Liver transplant is a risky surgery usually performed as a last resort to save patients’ lives. Risk of liver transplant complications begins immediately after the surgery and can continue for years after the operation. Rejection is the most serious and ongoing complication and can lead to the patient’s death. Major bleeding, clotting and infections also are serious liver transplant complications immediately following surgery—each risk declines as time passes. After a liver transplant, patients also face the possibility developing cancer.
Transplant surgery involves using a donor organ—sometimes from a brain dead donor and sometimes a partial liver from a live person. The body treats the new liver as an invader and the immune system tries to attack it in an attempt to reject the organ. Patients take heavy doses of immunosuppressants to lower the risk, but sometimes the immune system’s response is too strong to overcome liver transplant rejection. About two-thirds of liver transplant patients experience some level of rejection. If severe enough, re-transplantation is required.

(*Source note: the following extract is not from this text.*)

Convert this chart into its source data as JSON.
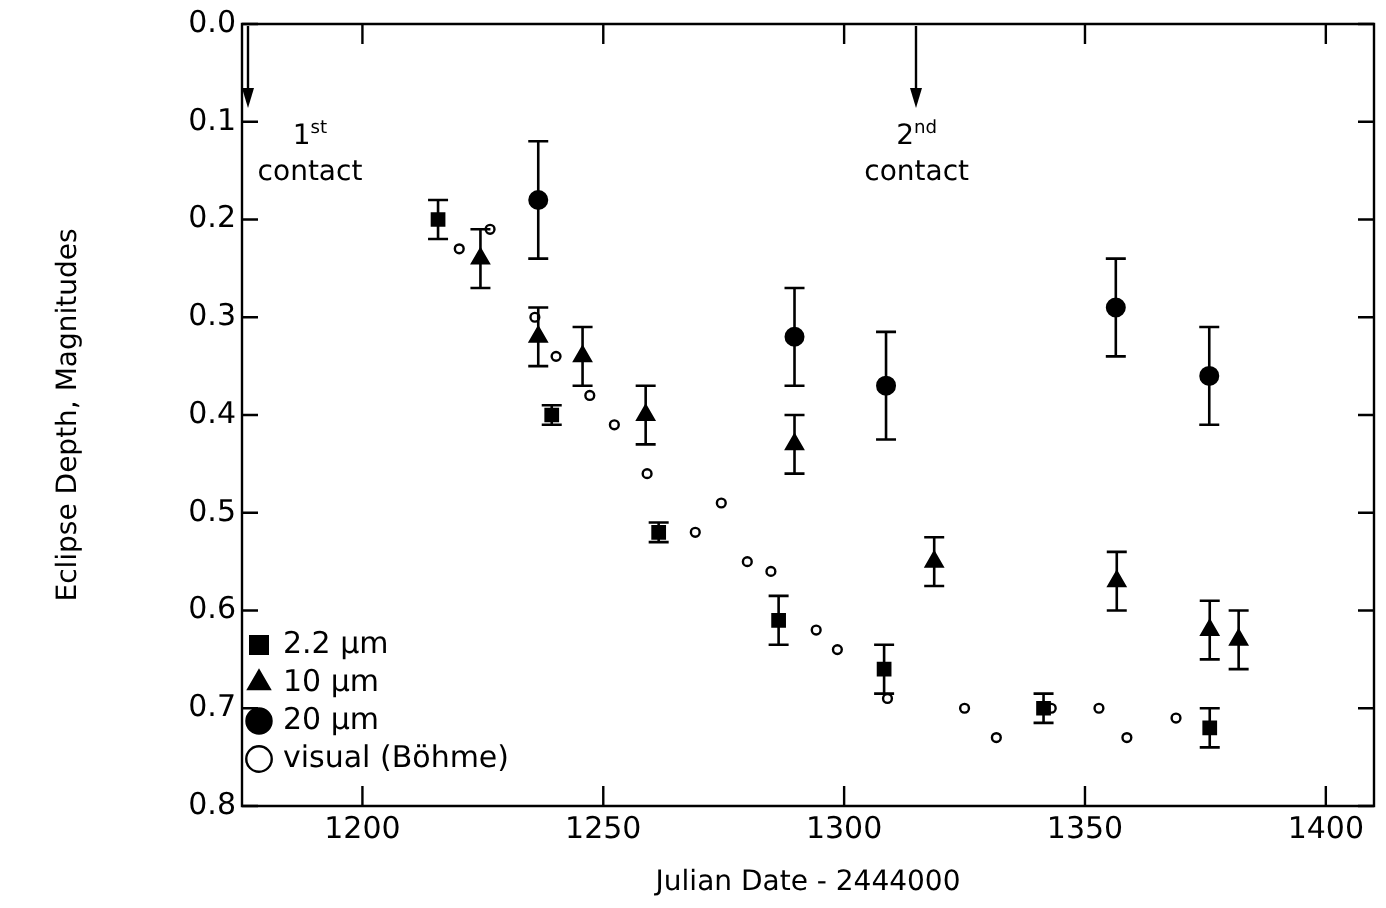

The immunosuppressants used to lower rejection chances put patients at higher risk of developing infections. Infections are considered among the most common liver transplant complications. People with other health conditions, such as AIDS, or those who have recently undergone chemotherapy or another organ transplant are most susceptible to post-surgical infections. Infection risk declines gradually as time passes after surgery and the body adjusts to the new liver.
Major bleeding post-surgery is another common complication. Bleeding is common with any major surgery, but can be especially pronounced in liver transplants. The new liver must quickly produce proteins to clot blood; if not, bleeding remains a likely complication. Sometimes bleeding can be controlled through transfusions to replace the lost blood. Internal bleeding post-transplant often is corrected with follow-up operations.
Conversely, some patients experience clotting problems. The vessels that supply blood to the liver may clot following surgery, which puts the organ—and the patient’s life—at risk. Patients are monitored daily with ultrasounds for several days after surgery to detect any clotting. A follow-up surgery usually is required to remove clots.
As time passes, the risk of liver transplant complications drops somewhat. Bleeding, clotting and infection issues decline over time, for instance, but rejection remains an ongoing issue. Patients remain on immunosuppressants to keep the rejection risk low, and the continued use can lead to cancer. Skin cancer and lymphoma are particularly worrisome long-term liver transplant complications because the immunosuppressants kill the white blood cells that would normally attack malignant cell growth.